Colômbia: as FARC e a paz próxima

                                                                           
Carlos Fazio

O salto para a legalidade no marco de um Estado terrorista contém o perigo de uma nova guerra contra os guerrilheiros que se desmobilizam

Havana — Apesar de ter desmantelado o conflito militar ao ponto do zero histórico, tanto o governo neoliberal de Juan Manuel Santos como a guerrilha das Forças Armadas Revolucionárias da Colômbia- Exército do Povo (FRC-EP) tem serias razões para não concluir tão apressadamente umas negociações que têm sido marcadas pela falta de confiança entre as partes. 

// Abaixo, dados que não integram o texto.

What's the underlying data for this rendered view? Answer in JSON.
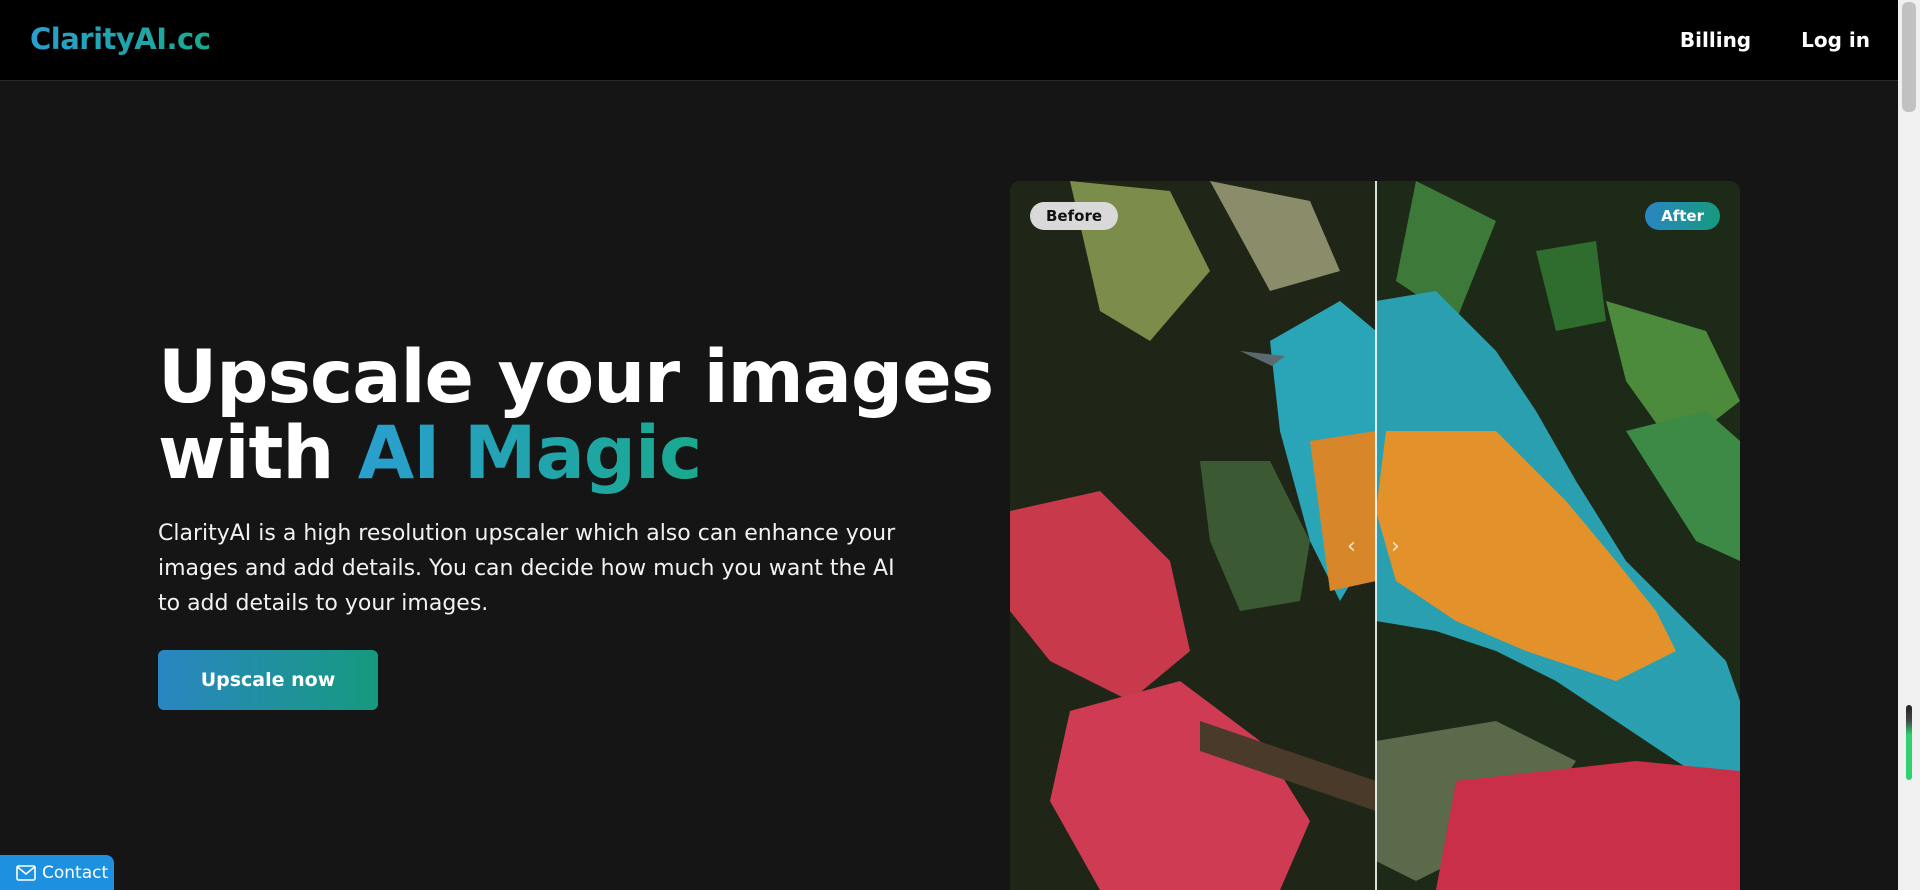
{
  "header": {
    "logo": "ClarityAI.cc",
    "nav": [
      {
        "label": "Billing"
      },
      {
        "label": "Log in"
      }
    ]
  },
  "hero": {
    "title_line1": "Upscale your images",
    "title_line2_prefix": "with ",
    "title_highlight": "AI Magic",
    "description": "ClarityAI is a high resolution upscaler which also can enhance your images and add details. You can decide how much you want the AI to add details to your images.",
    "cta_label": "Upscale now"
  },
  "comparison": {
    "before_label": "Before",
    "after_label": "After",
    "divider_position_percent": 50
  },
  "contact": {
    "label": "Contact"
  },
  "colors": {
    "background": "#151515",
    "header": "#000000",
    "gradient_start": "#2a9fd0",
    "gradient_end": "#1aa98d",
    "contact": "#1e90e0"
  }
}
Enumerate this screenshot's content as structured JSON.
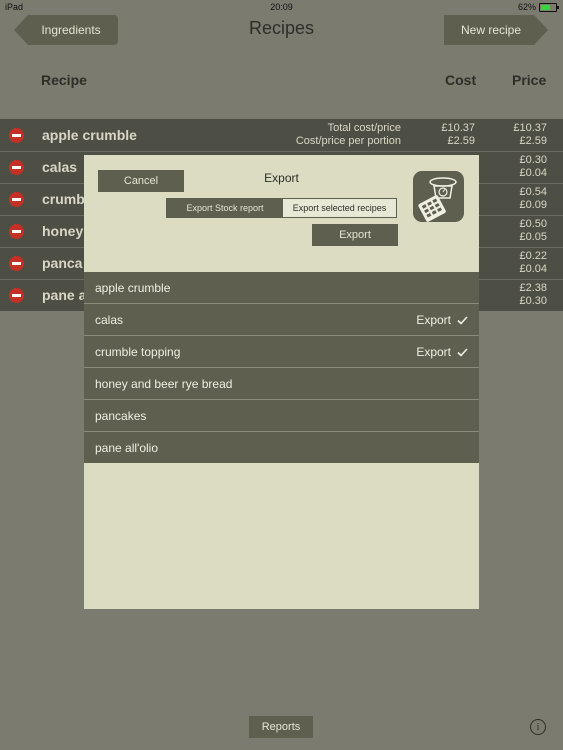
{
  "status": {
    "device": "iPad",
    "time": "20:09",
    "battery": "62%"
  },
  "nav": {
    "back_label": "Ingredients",
    "title": "Recipes",
    "new_label": "New recipe"
  },
  "columns": {
    "recipe": "Recipe",
    "cost": "Cost",
    "price": "Price"
  },
  "summary": {
    "total_label": "Total cost/price",
    "portion_label": "Cost/price per portion",
    "total_cost": "£10.37",
    "total_price": "£10.37",
    "portion_cost": "£2.59",
    "portion_price": "£2.59"
  },
  "rows": [
    {
      "name": "apple crumble",
      "cost1": "",
      "cost2": "",
      "price1": "",
      "price2": ""
    },
    {
      "name": "calas",
      "price1": "£0.30",
      "price2": "£0.04"
    },
    {
      "name": "crumb",
      "price1": "£0.54",
      "price2": "£0.09"
    },
    {
      "name": "honey",
      "price1": "£0.50",
      "price2": "£0.05"
    },
    {
      "name": "panca",
      "price1": "£0.22",
      "price2": "£0.04"
    },
    {
      "name": "pane a",
      "price1": "£2.38",
      "price2": "£0.30"
    }
  ],
  "dialog": {
    "cancel_label": "Cancel",
    "title": "Export",
    "seg_stock": "Export Stock report",
    "seg_selected": "Export selected recipes",
    "export_label": "Export",
    "items": [
      {
        "name": "apple crumble",
        "mark": ""
      },
      {
        "name": "calas",
        "mark": "Export"
      },
      {
        "name": "crumble topping",
        "mark": "Export"
      },
      {
        "name": "honey and beer rye bread",
        "mark": ""
      },
      {
        "name": "pancakes",
        "mark": ""
      },
      {
        "name": "pane all'olio",
        "mark": ""
      }
    ]
  },
  "bottom": {
    "reports_label": "Reports",
    "info_glyph": "i"
  }
}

Para além de muitos obstáculos o processo de diálogo parece ter alcançado o seu ponto sem retorno, e prova disso foi a assinatura de Acordos sobre o cessar-fogo e de hostilidades bilateral e definitivo, deposição de armas e garantias de segurança entre o presidente da Colômbia e o comandante Timoleon Jimenez, chefe do estado-maior central das FARC-EP nesta capital Cubana no passado 23 de Junho.

Estes acordos alcançados graças ao esforço de representantes plenipotenciários dos dois lados, ficaram afixados num documento de geração e validade à luz do direito internacional humanitário (que tem a ver com as regras da guerra e não com as leis ordinárias colombianas), com pleno carácter vinculante para as partes signatárias (o governo e a guerrilha). Mas, falta ainda concretizar acordos importantes em vários pontos centrais que ficaram relegados para o fim, já que não num dado menor que as negociações têm sido realizadas sob o princípio de que nada está acordado até tudo estar acordado.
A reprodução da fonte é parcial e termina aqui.